Un « actionnaire déterminé » est défini en général comme un actionnaire qui détient au moins 10 % des titres de toute catégorie de la société.

Pour les années 2014 et suivantes, la définition du revenu fractionné a été élargie par des propositions législatives du ministère des ­Finances. Essentiellement, elle englobe maintenant la ­quote-part allouée au mineur du revenu tiré par l’intermédiaire d’une société de personnes ou d’une fiducie, de l’entreprise d’une société de personnes ou d’une fiducie, ou de la location de biens par une telle société ou fiducie, si un individu lié au mineur participe activement et de façon régulière aux activités de la société de personnes ou fiducie.

Si la réforme fiscale fédérale devient réalité, à partir du 1er janvier 2018, les dividendes versés à tous particuliers liés au ­propriétaire-dirigeant, mineurs ou adultes, seront désormais assujettis à l’impôt sur le revenu fractionné sauf, dans le cas d’un adulte, si le montant versé est jugé raisonnable.

Cependant, le communiqué du 16 octobre dernier indique qu’il est possible que les gains en capital sur la disposition d’actions d’une société privée en faveur d’une personne ayant un lien de dépendance ne soient plus considérés comme un revenu fractionné. Des précisions devraient être apportées par le ministère des ­Finances canadien dans les jours ou semaines à venir.

IMPÔT MINIMUM DE REMPLACEMENT

L’impôt minimum de remplacement (IMR) empêche certains particuliers à revenu élevé (et certaines fiducies) de payer très peu d’impôt, voire aucun, grâce à d’importantes déductions fiscales.

Les particuliers doivent calculer l’impôt à payer selon deux revenus imposables, soit le revenu imposable régulier et le revenu imposable modifié aux fins de l’IMR, et payer le plus élevé des deux. Le calcul du revenu imposable modifié exclut certaines déductions, notamment l’ECGC. Il est ensuite réduit d’une exemption de 40 000 $ et assujetti à l’impôt au taux fédéral de 15 % et provincial (Québec) de 16 %. Lorsque l’IMR est supérieur à l’impôt dû, c’est le montant de l’IMR qui doit être payé dans l’année. L’excédent de l’IMR sur l’impôt régulier, si applicable, est remboursable sur une période de sept ans par la suite.

Par ailleurs, un enfant mineur qui a dû payer de l’IMR dans le passé ne peut pas récupérer les sommes versées en appliquant l’impôt sur le revenu fractionné dans les années suivantes. Ainsi, lorsqu’un particulier gagne uniquement du revenu fractionné durant les sept années qui suivent celle où il a dû payer de l’IMR, ­celui-ci ne peut pas récupérer cet impôt minimum de remplacement, alors qu’un autre type de revenu lui aurait permis de le faire.

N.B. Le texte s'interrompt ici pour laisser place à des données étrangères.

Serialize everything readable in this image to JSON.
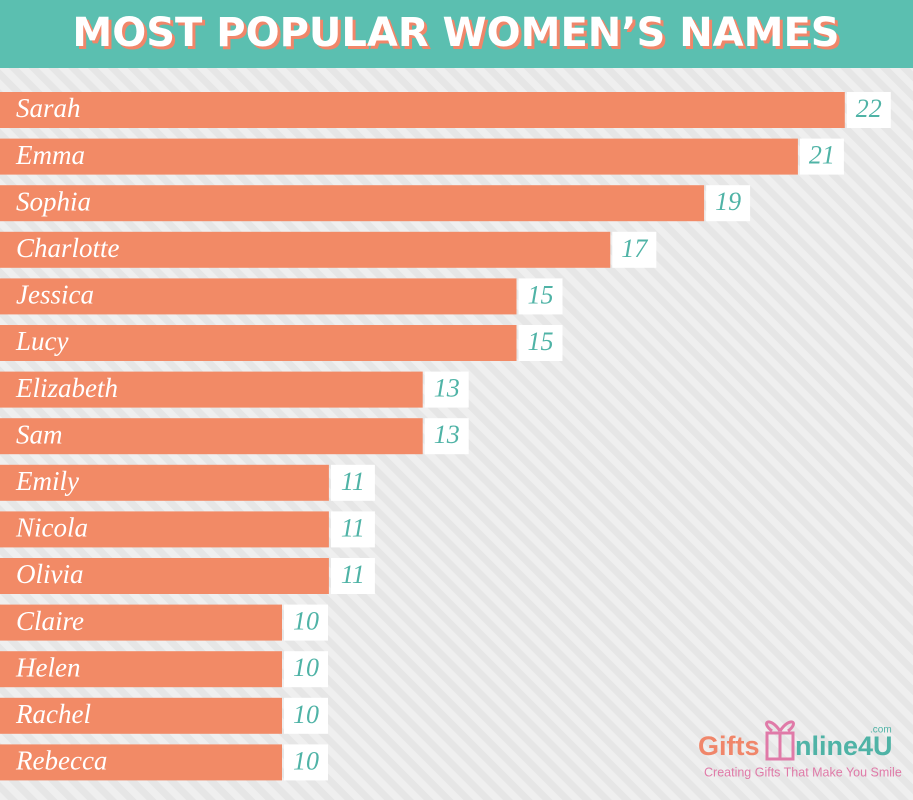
{
  "chart_data": {
    "type": "bar",
    "orientation": "horizontal",
    "title": "MOST POPULAR WOMEN’S NAMES",
    "categories": [
      "Sarah",
      "Emma",
      "Sophia",
      "Charlotte",
      "Jessica",
      "Lucy",
      "Elizabeth",
      "Sam",
      "Emily",
      "Nicola",
      "Olivia",
      "Claire",
      "Helen",
      "Rachel",
      "Rebecca"
    ],
    "values": [
      22,
      21,
      19,
      17,
      15,
      15,
      13,
      13,
      11,
      11,
      11,
      10,
      10,
      10,
      10
    ],
    "color": "#f28a66"
  },
  "logo": {
    "brand_left": "Gifts",
    "brand_right": "nline4U",
    "domain": ".com",
    "tagline": "Creating Gifts That Make You Smile"
  }
}
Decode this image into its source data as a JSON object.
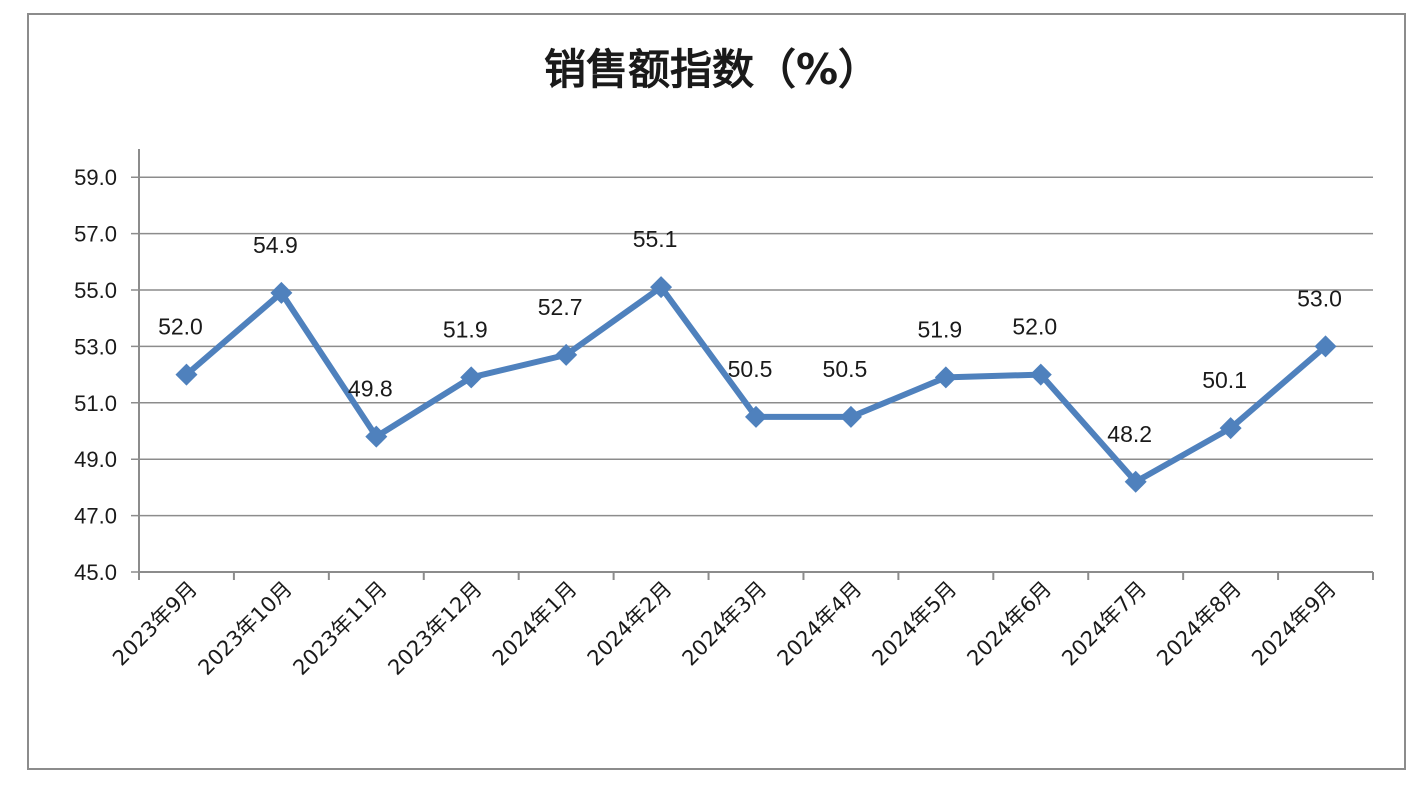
{
  "chart_data": {
    "type": "line",
    "title": "销售额指数（%）",
    "xlabel": "",
    "ylabel": "",
    "categories": [
      "2023年9月",
      "2023年10月",
      "2023年11月",
      "2023年12月",
      "2024年1月",
      "2024年2月",
      "2024年3月",
      "2024年4月",
      "2024年5月",
      "2024年6月",
      "2024年7月",
      "2024年8月",
      "2024年9月"
    ],
    "values": [
      52.0,
      54.9,
      49.8,
      51.9,
      52.7,
      55.1,
      50.5,
      50.5,
      51.9,
      52.0,
      48.2,
      50.1,
      53.0
    ],
    "data_labels": [
      "52.0",
      "54.9",
      "49.8",
      "51.9",
      "52.7",
      "55.1",
      "50.5",
      "50.5",
      "51.9",
      "52.0",
      "48.2",
      "50.1",
      "53.0"
    ],
    "ylim": [
      45,
      60
    ],
    "yticks": [
      "45.0",
      "47.0",
      "49.0",
      "51.0",
      "53.0",
      "55.0",
      "57.0",
      "59.0"
    ],
    "grid": true,
    "legend": "none",
    "marker": "diamond",
    "colors": {
      "line": "#4F81BD",
      "grid": "#8c8c8c",
      "text": "#1a1a1a"
    }
  }
}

Francys ­Brown, ­Adm.A., ­LL.M. Fisc., est associé, ­Fiscalité chez ­Demers ­Beaulne S.E.N.C.R.L. / ­LLP.

Ce texte est publié à des fins de vulgarisation et contient de l’information fiscale d’ordre général. Il ne devrait pas remplacer un conseil auprès d’un fiscaliste qui tiendra compte des particularités de la situation de vos clients.


• Ce texte est paru dans l’édition de novembre 2017 de Conseiller.